Main farfouille dans une poche pour tendre à l’oiseau de nuit la longueur précieuse d’une baguette magique. Pensée lointaines. « De mon temps, l’emploi de ces ridicules oripeaux n’était pas si répandu. » Brillance terne d’un anneau à la phalange. Sommeil suave d’un pouvoir fragmenté par les cruelles malédictions grignotant corps, âme, pouvoir. Le vampirisme aspire tout, corrompt tout. Nulle parcelle n’échappe à son glas, et sonne l’anathème avant même que les vœux d’expiation n’aient pu jaillir de la poitrine lacérée par la mort et rejetée par les enfers.

« Vous êtes décidément un oisillon curieux et bien renseigné, Mademoiselle Veredis Solveig Beurk. »Le nom de cette ancienne famille picote la langue comme une insulte. Injurieuse lignée bâtarde. Antique malédiction d’un patronyme né dans la concupiscente étreinte de deux parjures. Deux sangs purs unis en dépit de leurs mariages respectifs. La vie sacrée qui croissait sous la carne de la femme fut préservée, son nom souillé. Drôle de légende sans doute oubliée désormais… La petite n’a-t-elle qu’une once de la beauté altière de son ancêtre ? Dame Mémoire fait défaut. Que les anciens temps retournent aux limbes. Arraché aux brumes de jadis, le voluptueux strige daigne répondre avec amusement. « Les Justes, mademoiselle, et voici votre baguette. » L’objet retrouve enfin sa propriétaire. Sans plus de façon, le corps roide se déplie, se penche, enlace l’enfant et la soulève. Flèche empennée de flammes, bras autour de la précieuse charge qui pourrait s’alanguir contre le mort. Ultime sommeil jusqu’à la contrée des rêves. « Dormez, Veredis. A votre réveil vous serez à Poudlard. » Et le sang du vampire bouillonne jusqu’à inviter au sommeil le jeune esprit.

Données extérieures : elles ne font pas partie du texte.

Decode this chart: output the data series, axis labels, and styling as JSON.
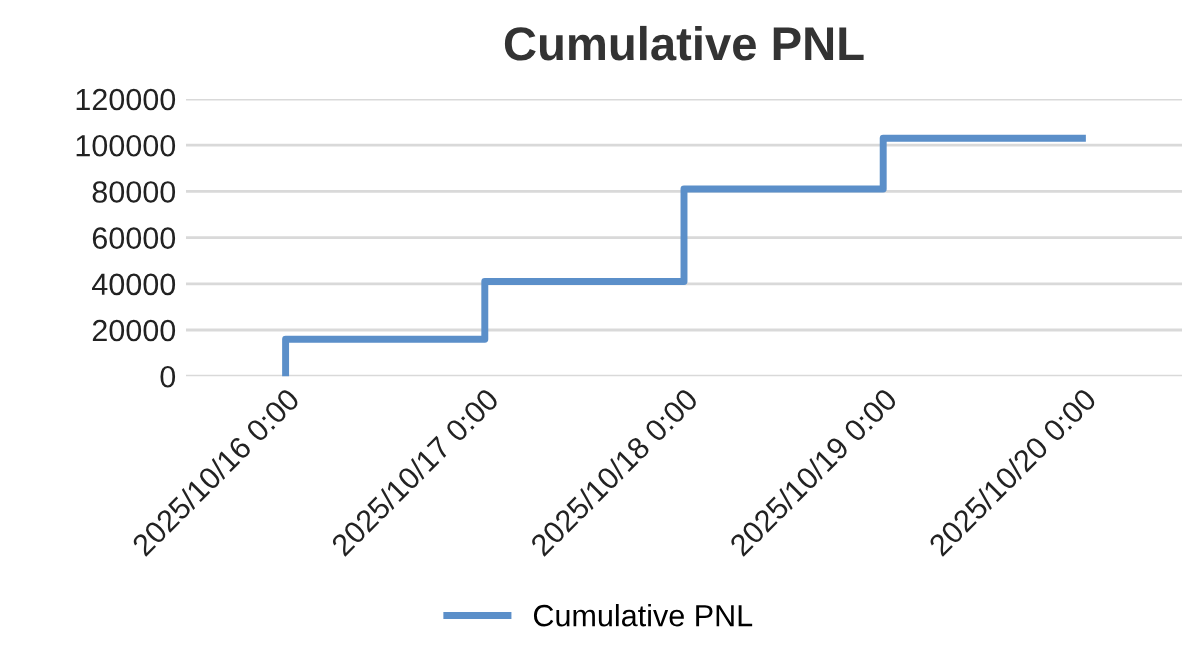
{
  "chart_data": {
    "type": "step",
    "title": "Cumulative PNL",
    "x": [
      "2025-10-16T00:00",
      "2025-10-16T00:00",
      "2025-10-17T00:00",
      "2025-10-18T00:00",
      "2025-10-19T00:00",
      "2025-10-20T00:00"
    ],
    "series": [
      {
        "name": "Cumulative PNL",
        "color": "#5b8fc9",
        "values": [
          0,
          16000,
          41000,
          81000,
          103000,
          103000
        ]
      }
    ],
    "xlim": [
      "2025-10-15T12:00",
      "2025-10-20T12:00"
    ],
    "xticks": [
      {
        "value": "2025-10-16T00:00",
        "label": "2025/10/16 0:00"
      },
      {
        "value": "2025-10-17T00:00",
        "label": "2025/10/17 0:00"
      },
      {
        "value": "2025-10-18T00:00",
        "label": "2025/10/18 0:00"
      },
      {
        "value": "2025-10-19T00:00",
        "label": "2025/10/19 0:00"
      },
      {
        "value": "2025-10-20T00:00",
        "label": "2025/10/20 0:00"
      }
    ],
    "ylim": [
      0,
      120000
    ],
    "yticks": [
      0,
      20000,
      40000,
      60000,
      80000,
      100000,
      120000
    ],
    "grid": "y",
    "legend": "bottom",
    "marker": "none",
    "line_style": "solid"
  }
}
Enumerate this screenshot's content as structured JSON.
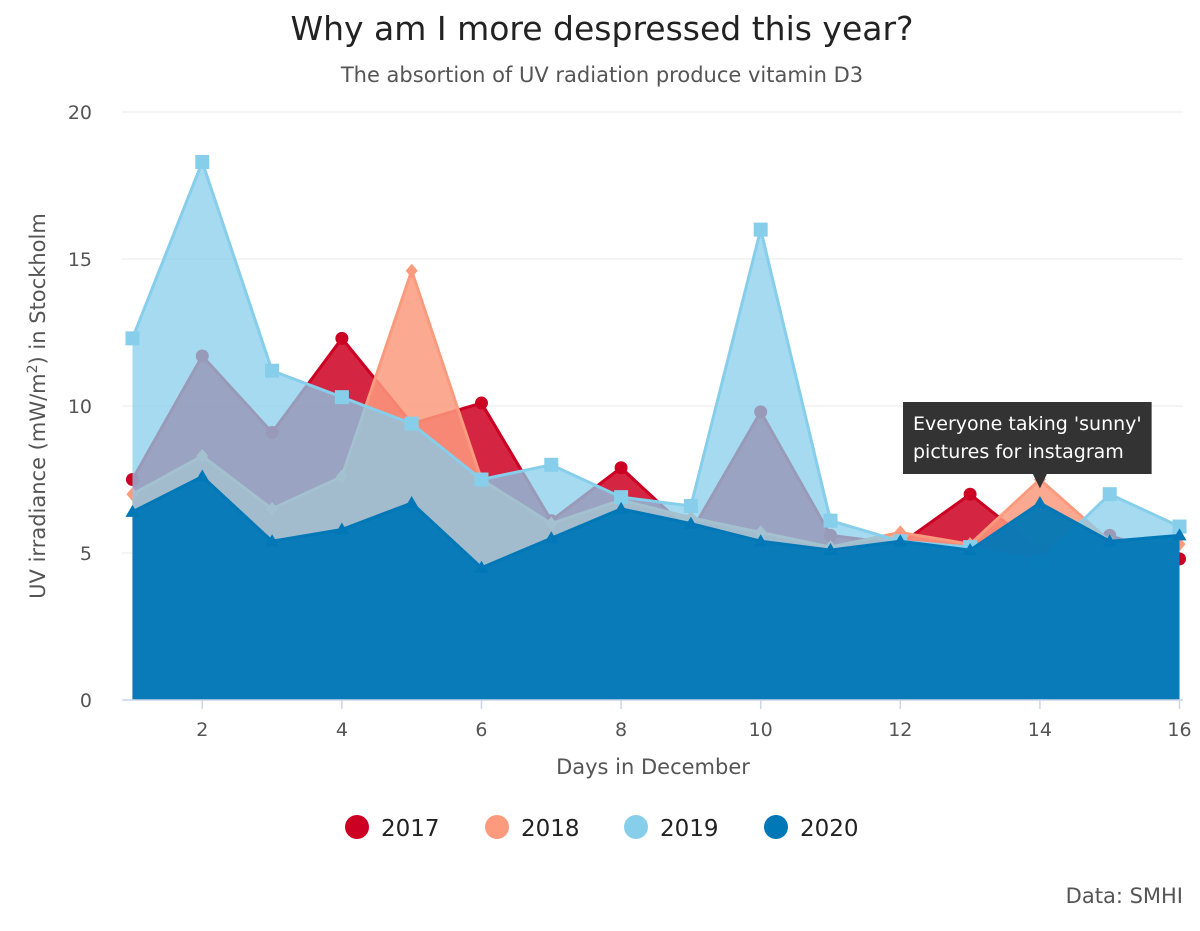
{
  "chart_data": {
    "type": "area",
    "title": "Why am I more despressed this year?",
    "subtitle": "The absortion of UV radiation produce vitamin D3",
    "xlabel": "Days in December",
    "ylabel_prefix": "UV irradiance (mW/m",
    "ylabel_sup": "2",
    "ylabel_suffix": ") in Stockholm",
    "xlim": [
      0.85,
      16.05
    ],
    "ylim": [
      0,
      20
    ],
    "x_ticks": [
      2,
      4,
      6,
      8,
      10,
      12,
      14,
      16
    ],
    "y_ticks": [
      0,
      5,
      10,
      15,
      20
    ],
    "grid": true,
    "legend_position": "bottom",
    "x": [
      1,
      2,
      3,
      4,
      5,
      6,
      7,
      8,
      9,
      10,
      11,
      12,
      13,
      14,
      15,
      16
    ],
    "series": [
      {
        "name": "2017",
        "color": "#cc0022",
        "fill_opacity": 0.85,
        "marker": "circle",
        "values": [
          7.5,
          11.7,
          9.1,
          12.3,
          9.4,
          10.1,
          6.1,
          7.9,
          5.7,
          9.8,
          5.6,
          5.3,
          7.0,
          5.1,
          5.6,
          4.8
        ]
      },
      {
        "name": "2018",
        "color": "#fc9a7e",
        "fill_opacity": 0.85,
        "marker": "diamond",
        "values": [
          7.0,
          8.3,
          6.5,
          7.6,
          14.6,
          7.5,
          6.0,
          6.8,
          6.2,
          5.7,
          5.2,
          5.7,
          5.3,
          7.5,
          5.4,
          5.3
        ]
      },
      {
        "name": "2019",
        "color": "#87ceeb",
        "fill_opacity": 0.75,
        "marker": "square",
        "values": [
          12.3,
          18.3,
          11.2,
          10.3,
          9.4,
          7.5,
          8.0,
          6.9,
          6.6,
          16.0,
          6.1,
          5.4,
          5.2,
          4.7,
          7.0,
          5.9
        ]
      },
      {
        "name": "2020",
        "color": "#0077b6",
        "fill_opacity": 0.95,
        "marker": "triangle",
        "values": [
          6.4,
          7.6,
          5.4,
          5.8,
          6.7,
          4.5,
          5.5,
          6.5,
          6.0,
          5.4,
          5.1,
          5.4,
          5.1,
          6.7,
          5.4,
          5.6
        ]
      }
    ],
    "annotation": {
      "line1": "Everyone taking 'sunny'",
      "line2": "pictures for instagram",
      "x": 14,
      "y": 7.2
    },
    "credit": "Data: SMHI"
  },
  "colors": {
    "grid": "#e8e8e8",
    "axis": "#ccd6eb",
    "annotation_bg": "#333333"
  }
}
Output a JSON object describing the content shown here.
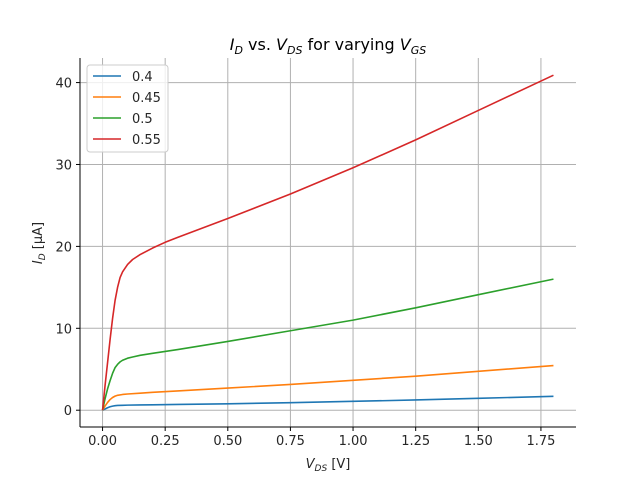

Marche. Longue errance jusqu’aux abois d’une terre à jamais forclose aux êtres de son type. Ecole. Danger si grand qu’on ne peut laisser le loup dans la bergerie. Dos droit, charge lovée contre lui irradiant de la chaleur des vifs. Prunelles scintillent lorsqu’un pas claque sur le pavé. « Votre étudiante a fait mauvaise rencontre, Magister de Potionis. » L’oeil glisse sur la silhouette sèche de Severus Rogue. Une alléchante proie, à dire vrai.